Now, we conjecture that few survivalists would view most money center locations as the optimal high ground on which to camp when Western Civilization falls, especially if said money center were, say, a small island of several million people with extremely-limited, natural, non-cannibalistic food sources and very restrictive gun control to boot.
Of the cognoscenti, we’d view one of our favorites, Nassim Nicholas Taleb, the author of Fooled By Randomness, as the person whose trading strategies most closely embrace the the intersection of the survivalist/depressive mentality in markets. (He seems to have too much fun justly annoying fools to be either depressed or overly-fixated on survival.)
Based upon his reported trading success, it would seem that at least on a small scale, analogs to our recommendation can be profitable. As we understand it, Mr. Taleb would often buy deep-out-of-the-money puts figuring that in the long run, he would gain outsized returns because (1) others would under-estimate the probability of bad outcomes, and (2) he had an exact strategy and tactics in place to benefit from such occurrences. Ergo, the successful, depressive-survivalist trade.

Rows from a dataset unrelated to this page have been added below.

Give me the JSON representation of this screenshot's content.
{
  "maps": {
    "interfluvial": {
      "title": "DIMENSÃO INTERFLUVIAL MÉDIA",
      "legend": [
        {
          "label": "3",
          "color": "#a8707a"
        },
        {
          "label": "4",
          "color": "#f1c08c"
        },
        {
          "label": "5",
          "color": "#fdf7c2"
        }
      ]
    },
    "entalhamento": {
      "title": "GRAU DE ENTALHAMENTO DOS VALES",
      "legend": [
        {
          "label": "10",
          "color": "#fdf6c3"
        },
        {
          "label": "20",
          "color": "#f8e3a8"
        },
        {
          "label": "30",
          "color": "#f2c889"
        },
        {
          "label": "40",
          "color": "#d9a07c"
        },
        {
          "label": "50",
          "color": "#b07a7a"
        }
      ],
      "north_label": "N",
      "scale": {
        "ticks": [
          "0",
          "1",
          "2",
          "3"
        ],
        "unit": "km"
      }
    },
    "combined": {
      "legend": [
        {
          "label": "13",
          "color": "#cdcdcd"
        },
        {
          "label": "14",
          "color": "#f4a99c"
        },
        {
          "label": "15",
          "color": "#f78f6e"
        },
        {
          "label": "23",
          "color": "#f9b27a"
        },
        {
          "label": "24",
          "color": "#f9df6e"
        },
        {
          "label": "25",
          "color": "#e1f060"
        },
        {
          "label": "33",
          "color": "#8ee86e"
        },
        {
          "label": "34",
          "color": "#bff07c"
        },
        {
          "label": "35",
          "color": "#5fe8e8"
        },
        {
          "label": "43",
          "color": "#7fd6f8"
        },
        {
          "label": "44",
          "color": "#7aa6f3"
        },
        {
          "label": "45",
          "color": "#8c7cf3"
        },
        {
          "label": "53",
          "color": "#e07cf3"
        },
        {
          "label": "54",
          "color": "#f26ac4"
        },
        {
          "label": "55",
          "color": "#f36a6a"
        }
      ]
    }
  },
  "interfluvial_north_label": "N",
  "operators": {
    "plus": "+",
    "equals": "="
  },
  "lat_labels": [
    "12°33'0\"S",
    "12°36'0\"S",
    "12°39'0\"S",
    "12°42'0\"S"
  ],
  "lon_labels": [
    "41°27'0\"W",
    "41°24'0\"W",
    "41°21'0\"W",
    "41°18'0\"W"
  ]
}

However, as Mr. Taleb repeatedly mentions, such beliefs (and the strategies and actions that they induce) require a substantial degree of discipline to implement. Successful bets are few and far between, and it takes much stamina, patience, and determination to wait on the occasional win. Moreover, it is psychologically painful when friends, neighbors, and former colleagues are making immediate money on seemingly senseless and random trades and you’re wait for that extreme event.) We’d imagine that the level of frustration felt and the discipline required to cope with it, aren’t much different than what’s needed to seat next to a survivalist or depressive on the trading floor.
Finally, we’d be remiss not to mention our other favorite author in the field, Richard Bookstaber, author of A Demon of Our Own Design. In that excellent book, he admonishes traders and risk managers to keep their strategies simple and robust. He points to the cockroach as an exemplary evolutionary survivor with a very simple physiological structure.

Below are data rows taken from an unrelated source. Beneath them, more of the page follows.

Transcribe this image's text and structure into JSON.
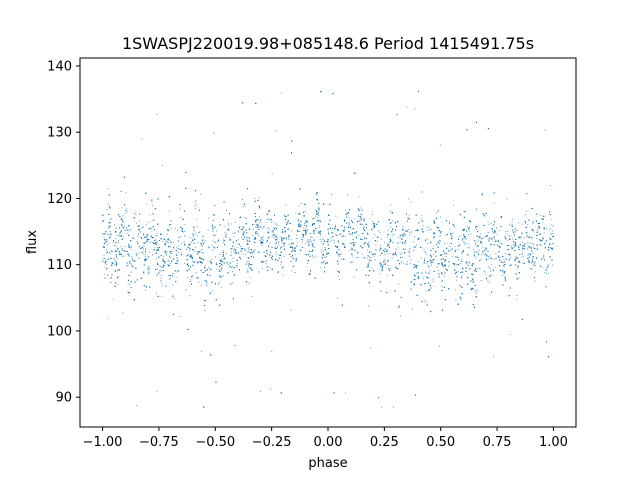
{
  "chart_data": {
    "type": "scatter",
    "title": "1SWASPJ220019.98+085148.6 Period 1415491.75s",
    "xlabel": "phase",
    "ylabel": "flux",
    "xlim": [
      -1.1,
      1.1
    ],
    "ylim": [
      85.5,
      141.2
    ],
    "xticks": [
      -1.0,
      -0.75,
      -0.5,
      -0.25,
      0.0,
      0.25,
      0.5,
      0.75,
      1.0
    ],
    "xtick_labels": [
      "−1.00",
      "−0.75",
      "−0.50",
      "−0.25",
      "0.00",
      "0.25",
      "0.50",
      "0.75",
      "1.00"
    ],
    "yticks": [
      90,
      100,
      110,
      120,
      130,
      140
    ],
    "ytick_labels": [
      "90",
      "100",
      "110",
      "120",
      "130",
      "140"
    ],
    "grid": false,
    "marker_color": "#1f77b4",
    "series": [
      {
        "x": [
          -1.0,
          -0.95,
          -0.9,
          -0.85,
          -0.8,
          -0.75,
          -0.7,
          -0.65,
          -0.6,
          -0.55,
          -0.5,
          -0.45,
          -0.4,
          -0.35,
          -0.3,
          -0.25,
          -0.2,
          -0.15,
          -0.1,
          -0.05,
          0.0,
          0.05,
          0.1,
          0.15,
          0.2,
          0.25,
          0.3,
          0.35,
          0.4,
          0.45,
          0.5,
          0.55,
          0.6,
          0.65,
          0.7,
          0.75,
          0.8,
          0.85,
          0.9,
          0.95,
          1.0
        ],
        "y": [
          113.5,
          112.0,
          114.0,
          111.5,
          113.0,
          112.0,
          111.0,
          112.5,
          113.0,
          111.0,
          111.5,
          112.0,
          112.5,
          113.0,
          114.0,
          113.0,
          113.5,
          114.0,
          114.5,
          115.0,
          113.5,
          114.0,
          115.0,
          114.0,
          113.0,
          112.5,
          112.0,
          113.0,
          111.5,
          112.0,
          112.0,
          111.0,
          112.5,
          111.0,
          113.0,
          112.0,
          112.5,
          113.0,
          113.5,
          113.0,
          113.5
        ],
        "spread": [
          6,
          7,
          7,
          8,
          8,
          8,
          8,
          7,
          7,
          8,
          7,
          7,
          7,
          6,
          6,
          6,
          5,
          5,
          5,
          5,
          5,
          5,
          5,
          6,
          6,
          7,
          7,
          7,
          8,
          8,
          8,
          8,
          7,
          8,
          7,
          7,
          6,
          6,
          6,
          6,
          6
        ]
      }
    ]
  }
}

We disagree with him slightly, because our tiny insectoid brain is not concerned with the entire survival of the species– but only with our own personal viability. So, Mr. Bookstaber’s long-run is likely quite a bit longer than we (and most others) care about. However, he does describe the problems and costs of complexity; thus, the title of the book. We wholeheartedly agree with him on those issues, e.g., no one understands the whole system; such things tend to be jerry-rigged à la Rube Goldberg; and the (initial) failure of a safety system can destroy the entire entity, etc. Some of those things are very scary when they happen in airplanes and nuclear plants.
In that regard, our recommendations to hire for personality might not seem that outrageous: it is simple and robust. Perhaps a few knowledgeable and imaginative depressives and survivalists are worth an army of lemming-like quants attempting to “over-calculate” the unknowable?
Look for our upcoming book series: Essential Risk Management I: Embrace Your Inner Survivalist and Essential Risk Management II: Embrace Your Inner Depressive. No, not really.